Because with having only two 4×4 matrices, one for each bone a vertex is assigned and weighted to, you have to do only two 4-vector 4×4-matrix multiplications and a weighted sum.
In contrast to this, if you'd submit as a separate quaternion and translation you'd have to do the equvalent of two 3-vector 3×3-matrix multiplications plus four 3-vector 3-vector additions and a weighted sum. Either you first convert your quaternion into a rotation matrix first, then to 3-vector 3×3-matrix multiplication, or you do direct 3-vector quaternion multiplication, the computational effort is about the same. And after that you have to postmultiply with the modelview matrix.
It's perfectly possible to use a 4-element vector uniform as a quaternion, but then you have to chain a lot of computations in the vertex shader: First rotate the vertex by the two quaternions, then translate it and then multiply it with the modelview matrix. By simply uploading two transformation matrix which are weighted in the shader, you save a lot of computations on the GPU. Doing the quaternion-matrix multiplication on the CPU performs the calculation only one time per bone, whereas doing it in the shader performs it for each single vertex. GPUs are great if you have to to a lot of identical computations with varying input date. But they suck if you have to calculate only a handfull of values, which are reused over large amounts of data. CPUs however love this kind of task.
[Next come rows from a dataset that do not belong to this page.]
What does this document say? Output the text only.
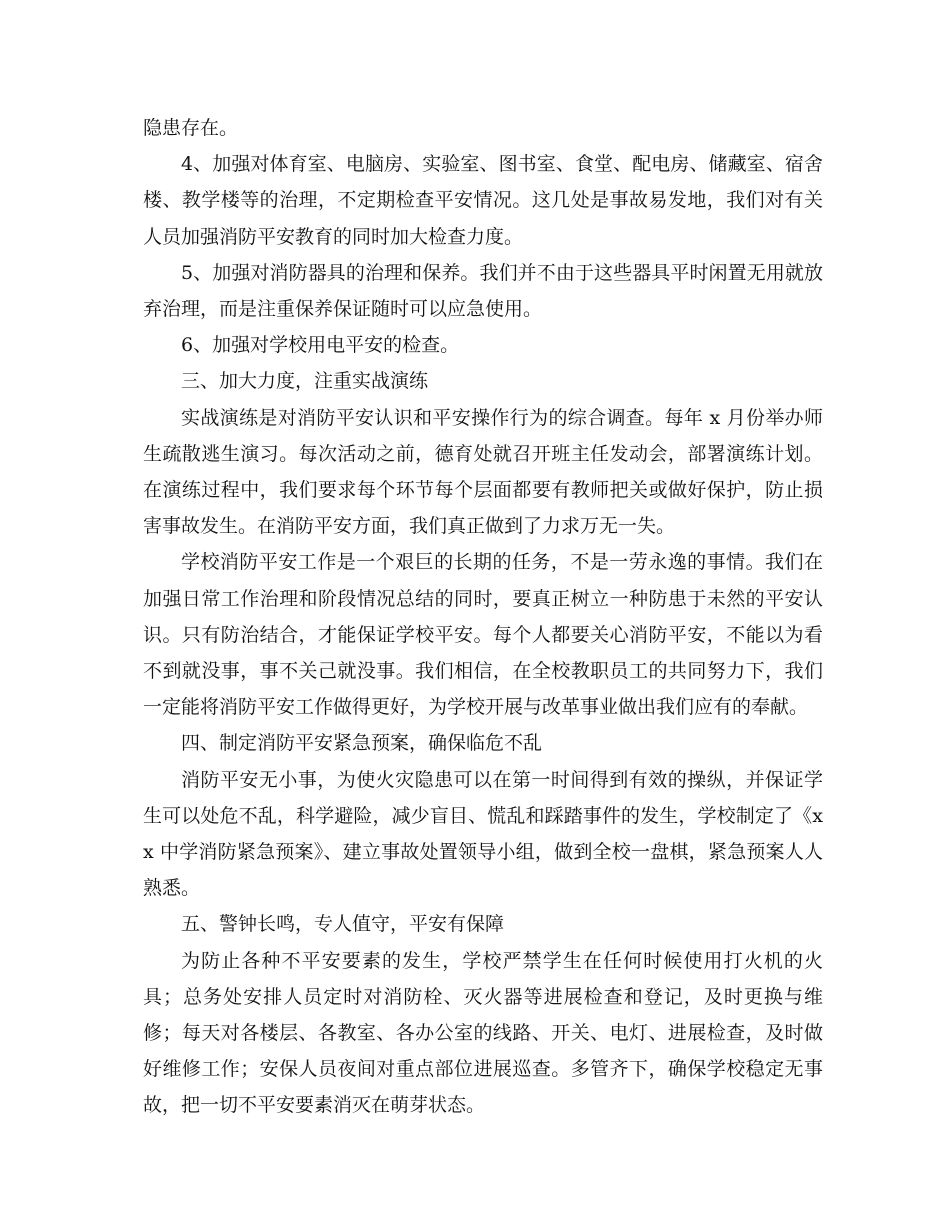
隐患存在。

4、加强对体育室、电脑房、实验室、图书室、食堂、配电房、储藏室、宿舍楼、教学楼等的治理，不定期检查平安情况。这几处是事故易发地，我们对有关人员加强消防平安教育的同时加大检查力度。

5、加强对消防器具的治理和保养。我们并不由于这些器具平时闲置无用就放弃治理，而是注重保养保证随时可以应急使用。

6、加强对学校用电平安的检查。

三、加大力度，注重实战演练

实战演练是对消防平安认识和平安操作行为的综合调查。每年 x 月份举办师生疏散逃生演习。每次活动之前，德育处就召开班主任发动会，部署演练计划。在演练过程中，我们要求每个环节每个层面都要有教师把关或做好保护，防止损害事故发生。在消防平安方面，我们真正做到了力求万无一失。

学校消防平安工作是一个艰巨的长期的任务，不是一劳永逸的事情。我们在加强日常工作治理和阶段情况总结的同时，要真正树立一种防患于未然的平安认识。只有防治结合，才能保证学校平安。每个人都要关心消防平安，不能以为看不到就没事，事不关己就没事。我们相信，在全校教职员工的共同努力下，我们一定能将消防平安工作做得更好，为学校开展与改革事业做出我们应有的奉献。

四、制定消防平安紧急预案，确保临危不乱

消防平安无小事，为使火灾隐患可以在第一时间得到有效的操纵，并保证学生可以处危不乱，科学避险，减少盲目、慌乱和踩踏事件的发生，学校制定了《xx 中学消防紧急预案》、建立事故处置领导小组，做到全校一盘棋，紧急预案人人熟悉。

五、警钟长鸣，专人值守，平安有保障

为防止各种不平安要素的发生，学校严禁学生在任何时候使用打火机的火具；总务处安排人员定时对消防栓、灭火器等进展检查和登记，及时更换与维修；每天对各楼层、各教室、各办公室的线路、开关、电灯、进展检查，及时做好维修工作；安保人员夜间对重点部位进展巡查。多管齐下，确保学校稳定无事故，把一切不平安要素消灭在萌芽状态。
The nice thing about homgenous transformations represented by 4×4 matrices is, that a single matrix can contain a whole transformation chain. If you separate rotations and translations, you have to perform the whole chain of operations in order. With only one rotation and translation it's less operations than a single 4×4 matrix transform. Add one single transformation and you've reached the break even.
The transformation matrices, even in a skeletal pose applied to a mesh, are identical for all vertices. Say the mesh has 100 vertices around a pair of bones (this is a small number, BTW), then you'd have to to the computations outlined above for each any every vertex, wasting precious GPU computation cycles. And for what? To determine some 32 scalar values (or 8 4-vectors). Now compare this: 100 4-vectors (if you only consider vertex position) vs. only 8. This is the order of magnitude of calculation overhead imposed by processing quaternion poses in the shader. Compute it once on the CPU and give it the GPU precalculated to share among the primitives. If you code it right, the whole calculation of a single matrix column will nicely fit into the CPUs pipeline, making is vastly outperform every attempt at parallelizing it. Parallelization doesn't come for free!